Grade assignment policy
A+ | 97-100 | A | 93-97 | A- | 90-93 |
B+ | 87-90 | B | 83-87 | B- | 80-83 |
C+ | 77-80 | C | 73-77 | C- | 70-73 |
D+ | 67-70 | D | 63-67 | D- | 60-63 | F | Below 60 |
Curving: The grade scale above represents the minimum letter grade you will be assigned—at the instructor’s discretion, the grading scale may be altered in the students’ favor if this will be better reflect the students’ mastery of the material. Thus, if there is a "curve", it will be applied at the end, not to individual assignments.
A+ grades: These may be awarded to the very best performing students in the class—but the cutoff for A+ grades will be determined at the end of the course at the discretion of the instructor (there is no pre-determined cutoff—an average of 97 or more doesn’t guarantee you an A+ grade.)
What you should know to be ready for CS24
Here’s the list of a few important things you’ll need to know to be ready for CS24.
- A few of the basic data types of C++, including at least, int, double, char, bool, string
- The basic control structures of C++ (if/else, while, for etc.)

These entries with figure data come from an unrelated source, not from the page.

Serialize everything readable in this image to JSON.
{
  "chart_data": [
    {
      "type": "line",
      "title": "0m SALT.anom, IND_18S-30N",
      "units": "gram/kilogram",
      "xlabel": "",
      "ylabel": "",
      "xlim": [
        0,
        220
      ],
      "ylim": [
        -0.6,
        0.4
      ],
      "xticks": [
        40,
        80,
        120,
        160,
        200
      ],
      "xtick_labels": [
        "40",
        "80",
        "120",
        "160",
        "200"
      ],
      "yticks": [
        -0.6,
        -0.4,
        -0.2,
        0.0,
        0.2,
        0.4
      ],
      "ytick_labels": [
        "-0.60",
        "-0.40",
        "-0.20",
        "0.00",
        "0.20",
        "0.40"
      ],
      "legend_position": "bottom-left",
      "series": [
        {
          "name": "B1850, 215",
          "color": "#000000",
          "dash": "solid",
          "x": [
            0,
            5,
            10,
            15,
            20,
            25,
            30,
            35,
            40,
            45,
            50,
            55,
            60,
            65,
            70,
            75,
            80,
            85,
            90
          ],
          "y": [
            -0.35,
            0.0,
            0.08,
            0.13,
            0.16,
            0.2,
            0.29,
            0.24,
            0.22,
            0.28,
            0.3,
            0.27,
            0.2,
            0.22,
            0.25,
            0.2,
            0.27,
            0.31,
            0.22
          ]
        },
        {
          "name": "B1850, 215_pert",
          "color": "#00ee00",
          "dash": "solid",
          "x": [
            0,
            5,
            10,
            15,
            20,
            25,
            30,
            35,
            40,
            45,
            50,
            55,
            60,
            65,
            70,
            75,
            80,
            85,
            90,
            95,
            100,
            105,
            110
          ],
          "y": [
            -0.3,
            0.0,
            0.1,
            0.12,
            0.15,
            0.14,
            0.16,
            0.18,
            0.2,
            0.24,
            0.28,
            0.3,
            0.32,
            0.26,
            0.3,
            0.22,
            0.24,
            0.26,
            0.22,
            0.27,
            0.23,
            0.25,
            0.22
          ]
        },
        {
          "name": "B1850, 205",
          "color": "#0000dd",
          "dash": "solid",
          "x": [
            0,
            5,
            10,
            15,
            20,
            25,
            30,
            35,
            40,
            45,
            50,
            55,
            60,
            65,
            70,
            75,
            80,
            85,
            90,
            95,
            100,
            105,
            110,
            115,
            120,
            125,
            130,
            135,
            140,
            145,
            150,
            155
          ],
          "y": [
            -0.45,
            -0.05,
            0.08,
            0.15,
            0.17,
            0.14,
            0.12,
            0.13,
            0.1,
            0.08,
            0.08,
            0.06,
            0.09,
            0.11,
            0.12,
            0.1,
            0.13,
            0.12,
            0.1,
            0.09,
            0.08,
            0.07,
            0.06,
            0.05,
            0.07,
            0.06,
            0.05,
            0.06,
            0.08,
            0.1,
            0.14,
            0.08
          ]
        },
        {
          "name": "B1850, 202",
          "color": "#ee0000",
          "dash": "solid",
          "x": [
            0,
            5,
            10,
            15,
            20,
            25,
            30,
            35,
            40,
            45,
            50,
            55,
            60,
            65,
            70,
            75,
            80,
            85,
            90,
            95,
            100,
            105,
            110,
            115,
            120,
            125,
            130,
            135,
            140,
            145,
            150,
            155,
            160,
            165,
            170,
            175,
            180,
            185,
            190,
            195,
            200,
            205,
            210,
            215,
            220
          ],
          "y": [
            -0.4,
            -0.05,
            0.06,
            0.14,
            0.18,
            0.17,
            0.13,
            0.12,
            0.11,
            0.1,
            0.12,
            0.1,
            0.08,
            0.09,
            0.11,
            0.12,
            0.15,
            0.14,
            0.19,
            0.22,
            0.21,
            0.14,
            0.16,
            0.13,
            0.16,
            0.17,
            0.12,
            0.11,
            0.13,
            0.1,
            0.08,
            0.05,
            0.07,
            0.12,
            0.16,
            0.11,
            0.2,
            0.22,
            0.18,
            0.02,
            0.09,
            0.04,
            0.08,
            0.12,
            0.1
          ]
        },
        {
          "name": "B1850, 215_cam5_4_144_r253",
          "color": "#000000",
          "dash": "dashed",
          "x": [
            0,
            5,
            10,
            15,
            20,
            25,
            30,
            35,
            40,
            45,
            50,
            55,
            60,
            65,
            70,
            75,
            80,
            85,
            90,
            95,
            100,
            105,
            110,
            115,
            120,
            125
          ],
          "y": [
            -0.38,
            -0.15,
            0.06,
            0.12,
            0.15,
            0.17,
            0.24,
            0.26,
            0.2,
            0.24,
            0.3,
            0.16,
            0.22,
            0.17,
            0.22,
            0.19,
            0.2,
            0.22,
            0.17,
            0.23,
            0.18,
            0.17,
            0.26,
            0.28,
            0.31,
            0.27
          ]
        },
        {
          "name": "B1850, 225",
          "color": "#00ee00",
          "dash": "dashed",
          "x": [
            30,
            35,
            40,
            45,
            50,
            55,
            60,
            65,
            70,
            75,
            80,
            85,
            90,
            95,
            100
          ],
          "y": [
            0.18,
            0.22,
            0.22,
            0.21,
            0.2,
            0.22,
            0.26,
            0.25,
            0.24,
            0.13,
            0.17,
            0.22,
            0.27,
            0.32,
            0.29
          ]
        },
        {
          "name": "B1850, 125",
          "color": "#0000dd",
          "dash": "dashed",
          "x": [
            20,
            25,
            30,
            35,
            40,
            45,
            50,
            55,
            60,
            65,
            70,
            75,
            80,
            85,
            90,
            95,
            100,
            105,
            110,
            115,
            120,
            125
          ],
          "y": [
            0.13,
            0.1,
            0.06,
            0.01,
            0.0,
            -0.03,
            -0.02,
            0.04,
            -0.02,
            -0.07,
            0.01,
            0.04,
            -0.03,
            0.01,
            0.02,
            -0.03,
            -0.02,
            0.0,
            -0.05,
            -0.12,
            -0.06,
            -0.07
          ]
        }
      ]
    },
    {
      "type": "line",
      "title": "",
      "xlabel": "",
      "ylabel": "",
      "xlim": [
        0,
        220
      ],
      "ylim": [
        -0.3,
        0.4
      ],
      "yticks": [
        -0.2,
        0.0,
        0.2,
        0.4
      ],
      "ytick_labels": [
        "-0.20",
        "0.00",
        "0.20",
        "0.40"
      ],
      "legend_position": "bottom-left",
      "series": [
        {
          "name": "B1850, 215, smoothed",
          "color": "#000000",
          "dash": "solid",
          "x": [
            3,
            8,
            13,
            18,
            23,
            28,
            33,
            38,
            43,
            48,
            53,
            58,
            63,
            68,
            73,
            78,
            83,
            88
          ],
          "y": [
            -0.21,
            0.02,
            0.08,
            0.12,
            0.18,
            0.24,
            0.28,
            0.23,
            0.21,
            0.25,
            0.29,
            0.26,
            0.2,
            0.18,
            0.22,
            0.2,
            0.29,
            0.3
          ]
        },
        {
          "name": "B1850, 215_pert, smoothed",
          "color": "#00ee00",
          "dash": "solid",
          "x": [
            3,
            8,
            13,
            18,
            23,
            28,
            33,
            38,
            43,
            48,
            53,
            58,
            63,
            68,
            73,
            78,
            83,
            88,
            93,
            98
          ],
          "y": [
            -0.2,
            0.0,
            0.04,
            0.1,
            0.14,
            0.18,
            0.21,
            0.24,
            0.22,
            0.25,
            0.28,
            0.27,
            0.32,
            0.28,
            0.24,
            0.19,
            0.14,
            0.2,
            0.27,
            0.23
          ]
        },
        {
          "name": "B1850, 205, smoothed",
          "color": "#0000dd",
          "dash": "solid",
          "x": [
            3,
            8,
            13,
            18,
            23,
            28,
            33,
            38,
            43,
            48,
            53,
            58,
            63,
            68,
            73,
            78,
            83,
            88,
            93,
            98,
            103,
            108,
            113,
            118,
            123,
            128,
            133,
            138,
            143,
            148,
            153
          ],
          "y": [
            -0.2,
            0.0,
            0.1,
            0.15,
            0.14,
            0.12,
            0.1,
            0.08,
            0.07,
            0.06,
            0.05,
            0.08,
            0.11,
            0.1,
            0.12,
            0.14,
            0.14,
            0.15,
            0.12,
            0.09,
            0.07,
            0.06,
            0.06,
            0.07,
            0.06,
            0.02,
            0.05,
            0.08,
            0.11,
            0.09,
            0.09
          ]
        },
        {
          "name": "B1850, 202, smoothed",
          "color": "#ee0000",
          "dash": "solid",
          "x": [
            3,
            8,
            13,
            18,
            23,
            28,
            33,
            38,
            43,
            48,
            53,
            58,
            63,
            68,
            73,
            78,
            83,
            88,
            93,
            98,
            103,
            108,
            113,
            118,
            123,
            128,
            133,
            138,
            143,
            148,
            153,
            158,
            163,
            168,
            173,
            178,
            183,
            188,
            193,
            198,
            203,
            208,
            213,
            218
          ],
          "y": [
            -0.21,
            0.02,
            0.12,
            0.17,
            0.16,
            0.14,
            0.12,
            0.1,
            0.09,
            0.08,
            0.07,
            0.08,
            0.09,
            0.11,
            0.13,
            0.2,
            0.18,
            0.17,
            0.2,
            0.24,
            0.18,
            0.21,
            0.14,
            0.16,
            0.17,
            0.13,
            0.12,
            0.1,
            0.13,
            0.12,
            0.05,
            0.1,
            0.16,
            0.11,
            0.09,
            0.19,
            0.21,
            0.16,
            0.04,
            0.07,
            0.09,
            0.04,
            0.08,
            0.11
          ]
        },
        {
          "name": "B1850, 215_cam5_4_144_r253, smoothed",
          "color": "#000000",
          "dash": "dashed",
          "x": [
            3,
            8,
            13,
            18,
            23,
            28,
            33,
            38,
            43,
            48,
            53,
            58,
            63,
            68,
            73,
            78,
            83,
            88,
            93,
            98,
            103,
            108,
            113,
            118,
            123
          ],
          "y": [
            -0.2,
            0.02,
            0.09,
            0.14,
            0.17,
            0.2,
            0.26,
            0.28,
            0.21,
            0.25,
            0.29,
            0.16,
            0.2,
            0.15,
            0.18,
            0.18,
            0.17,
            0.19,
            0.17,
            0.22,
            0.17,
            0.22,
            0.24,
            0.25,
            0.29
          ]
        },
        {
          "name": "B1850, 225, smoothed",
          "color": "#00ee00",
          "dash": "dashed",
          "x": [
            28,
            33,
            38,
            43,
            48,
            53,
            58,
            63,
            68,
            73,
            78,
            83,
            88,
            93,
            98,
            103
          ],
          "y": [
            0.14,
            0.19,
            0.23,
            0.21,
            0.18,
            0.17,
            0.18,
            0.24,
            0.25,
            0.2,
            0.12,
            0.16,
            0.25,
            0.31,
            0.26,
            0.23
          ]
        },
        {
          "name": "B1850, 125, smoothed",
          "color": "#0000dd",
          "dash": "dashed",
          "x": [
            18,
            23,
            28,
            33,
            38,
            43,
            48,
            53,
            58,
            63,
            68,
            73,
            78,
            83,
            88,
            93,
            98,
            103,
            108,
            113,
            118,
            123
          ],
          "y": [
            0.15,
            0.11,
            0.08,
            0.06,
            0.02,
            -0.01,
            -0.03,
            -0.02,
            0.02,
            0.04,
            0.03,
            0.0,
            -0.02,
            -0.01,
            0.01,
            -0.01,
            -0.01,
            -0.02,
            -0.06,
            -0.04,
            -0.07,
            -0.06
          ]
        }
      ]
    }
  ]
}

- Defining functions in C++, and passing parameters to functions in three different ways (by value, by pointer, and by reference)
- Scope and lifetime of variables in C++
- The use of “const” with parameters to functions
- Using arrays in C++, and C-strings (null-terminated character arrays)
- How arrays are passed to functions, and the relationship between arrays and pointers
- Defining and working with structs in C++
- Using structs to create singly linked lists where the space for the list nodes is allocated on the heap
- The difference between space allocated on the stack (e.g. local variables) and space allocated on the heap (with the new and delete operators)
- Converting from binary to decimal, octal, and hex, and back again—and how this relates to how C++ programs store various kinds of data in memory.
- The basic principles of recursion, and some idea of when a recursive solution is appropriate.
Course objectives
- Students learn object-based programming techniques: abstraction and encapsulation.
- Students learn to specify, implement and apply lists, trees and other data structures.
- Students are exposed to complexity analysis, and learn to distinguish algorithms and data structures on the basis of efficiency.
- Students learn (and practice) to produce better programs more quickly and with less stress.